Box cover showing a blueprint of a shipping container.

In April 1956, a refitted oil tanker carried fifty-eight shipping containers from Newark to Houston. From that modest beginning, container shipping developed into a huge industry that made the boom in global trade possible. The Box tells the dramatic story of the container's creation, the decade of struggle before it was widely adopted, and the sweeping economic consequences of the sharp fall in transportation costs that containerization brought about.

Just how interesting could a book about boxes be? Turns out, pretty interesting!

It's a story of big business, trade-unions, globalisation, and the relentless drive for efficiency. Being an economics book, it focuses mostly on the economic side of things - with only a few brief diversions into the other impacts the invention had.
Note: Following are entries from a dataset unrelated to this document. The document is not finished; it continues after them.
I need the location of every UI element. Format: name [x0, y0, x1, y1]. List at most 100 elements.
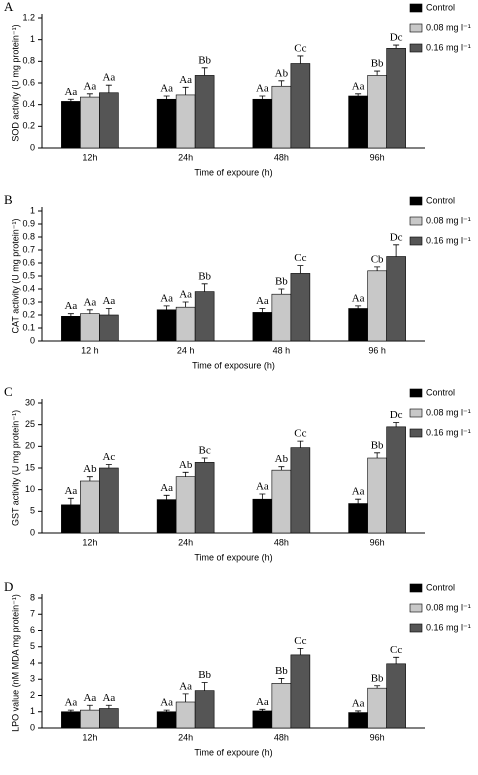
significance-letter: Aa	[160, 482, 173, 494]
y-tick-label: 5	[30, 506, 35, 516]
y-tick-label: 0	[30, 335, 35, 345]
legend-swatch	[409, 43, 423, 53]
error-bar	[355, 498, 362, 504]
significance-letter: Ab	[275, 453, 289, 465]
bar	[367, 457, 387, 534]
x-axis-label: Time of expoure (h)	[194, 552, 272, 562]
significance-letter: Aa	[64, 300, 77, 312]
error-bar	[297, 440, 304, 448]
error-bar	[297, 647, 304, 655]
legend-swatch	[409, 196, 423, 206]
significance-letter: Ac	[102, 451, 115, 463]
significance-letter: Aa	[64, 485, 77, 497]
bar	[61, 315, 81, 342]
significance-letter: Ab	[179, 459, 193, 471]
significance-letter: Aa	[352, 292, 365, 304]
x-tick-label: 12h	[82, 732, 97, 742]
error-bar	[67, 709, 74, 712]
legend-swatch	[409, 236, 423, 246]
y-tick-label: 0.7	[22, 244, 35, 254]
y-tick-label: 0	[30, 527, 35, 537]
y-tick-label: 0	[30, 142, 35, 152]
legend-label: Control	[426, 2, 455, 12]
error-bar	[259, 95, 266, 100]
x-tick-label: 12h	[82, 537, 97, 547]
error-bar	[259, 308, 266, 313]
bar	[386, 256, 406, 342]
y-tick-label: 0.2	[22, 309, 35, 319]
significance-letter: Aa	[256, 696, 269, 708]
error-bar	[163, 305, 170, 310]
significance-letter: Aa	[256, 83, 269, 95]
y-tick-label: 0.8	[22, 56, 35, 66]
error-bar	[182, 693, 189, 702]
legend-swatch	[409, 216, 423, 226]
error-bar	[105, 704, 112, 709]
x-tick-label: 24h	[178, 732, 193, 742]
x-tick-label: 96h	[370, 152, 385, 162]
y-tick-label: 0.4	[22, 283, 35, 293]
significance-letter: Aa	[83, 296, 96, 308]
bar	[194, 690, 215, 729]
error-bar	[182, 86, 189, 95]
x-tick-label: 48h	[274, 152, 289, 162]
error-bar	[182, 471, 189, 477]
x-tick-label: 24h	[178, 537, 193, 547]
error-bar	[259, 493, 266, 500]
bar	[80, 313, 100, 342]
error-bar	[393, 244, 400, 257]
significance-letter: Aa	[256, 481, 269, 493]
error-bar	[259, 708, 266, 711]
significance-letter: Bb	[275, 276, 288, 288]
x-tick-label: 48 h	[273, 345, 291, 355]
significance-letter: Bb	[371, 672, 384, 684]
error-bar	[86, 704, 93, 711]
legend-label: 0.16 mg l⁻¹	[426, 42, 471, 52]
bar	[61, 504, 81, 534]
significance-letter: Cc	[294, 428, 306, 440]
significance-letter: Bb	[198, 270, 211, 282]
bar	[175, 701, 196, 729]
error-bar	[355, 93, 362, 96]
bar	[271, 683, 292, 729]
error-bar	[163, 494, 170, 500]
error-bar	[297, 265, 304, 274]
bar	[271, 469, 292, 534]
bar	[99, 467, 119, 534]
bar	[194, 291, 215, 342]
bar	[271, 293, 292, 342]
y-tick-label: 2	[30, 690, 35, 700]
legend-swatch	[409, 3, 423, 13]
error-bar	[278, 466, 285, 471]
bar	[290, 273, 311, 342]
error-bar	[67, 497, 74, 505]
y-tick-label: 0.1	[22, 322, 35, 332]
error-bar	[374, 452, 381, 459]
bar	[61, 101, 81, 149]
error-bar	[278, 80, 285, 87]
legend-label: 0.16 mg l⁻¹	[426, 235, 471, 245]
significance-letter: Aa	[160, 292, 173, 304]
y-tick-label: 10	[25, 484, 35, 494]
error-bar	[355, 710, 362, 713]
error-bar	[374, 70, 381, 76]
bar	[252, 312, 273, 342]
x-tick-label: 12h	[82, 152, 97, 162]
bar	[348, 95, 368, 149]
legend-label: 0.08 mg l⁻¹	[426, 602, 471, 612]
legend-label: 0.16 mg l⁻¹	[426, 622, 471, 632]
significance-letter: Aa	[83, 80, 96, 92]
significance-letter: Aa	[256, 295, 269, 307]
y-tick-label: 1	[30, 34, 35, 44]
error-bar	[105, 84, 112, 93]
x-tick-label: 24 h	[177, 345, 195, 355]
error-bar	[67, 98, 74, 102]
panel-label: B	[4, 192, 13, 207]
error-bar	[278, 288, 285, 295]
error-bar	[86, 93, 93, 98]
panel-label: D	[4, 579, 13, 594]
error-bar	[393, 656, 400, 664]
significance-letter: Aa	[352, 697, 365, 709]
significance-letter: Bb	[275, 665, 288, 677]
y-tick-label: 25	[25, 419, 35, 429]
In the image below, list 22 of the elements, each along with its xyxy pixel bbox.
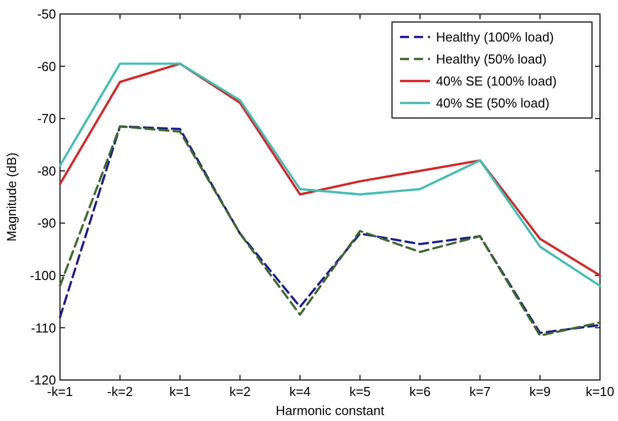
legend-label: Healthy (50% load) [436,52,547,67]
x-tick-label: k=6 [409,384,431,399]
x-axis-title: Harmonic constant [276,403,385,418]
y-tick-label: -50 [37,6,56,22]
y-tick-label: -100 [30,268,56,283]
y-tick-label: -90 [37,216,56,231]
y-axis-title: Magnitude (dB) [4,152,19,242]
x-tick-label: -k=2 [107,384,133,399]
y-tick-label: -70 [37,111,56,126]
y-tick-label: -110 [30,320,56,336]
legend-label: 40% SE (100% load) [436,74,557,89]
x-tick-label: k=7 [469,384,491,399]
x-tick-label: k=4 [289,384,311,399]
x-tick-label: k=2 [229,384,251,399]
legend-label: 40% SE (50% load) [436,96,550,111]
y-tick-label: -80 [37,163,56,178]
x-tick-label: k=9 [529,384,551,399]
x-tick-label: k=10 [586,384,614,399]
legend-label: Healthy (100% load) [436,30,554,45]
x-tick-label: k=1 [169,384,191,399]
y-tick-label: -60 [37,58,56,74]
x-tick-label: k=5 [349,384,371,399]
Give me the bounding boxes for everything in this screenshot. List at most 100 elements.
One of the fascinating things it reveals is that no-one knows anything. Everyone made huge mistakes - both in the public and private sector. Those who clearly saw the winds of change got brutally knocked off course when reality didn't meet prediction.

It is a love-letter to standards. Although the process used to define them is revealed to be hopelessly flawed. But once standards dominate, it leads to repeatable actions which can be used to ruthlessly drive down costs. That's mostly positive if you're shipping goods - but decidedly less so if you are reliant on complexity to keep your job. It opens up new opportunities in impoverished countries - but also floods those markets with destabilisingly cheap goods.

But, ultimately, the tale of how we came to be able to cheaply and securely move items around the world is an interesting one.

I think the book would have benefited from more illustrations. It is tedious to read pages of prose where a couple of graphs would have been better at showing the data. Similarly, there are no photos - which means we have to try and determine what things look like from their descriptions.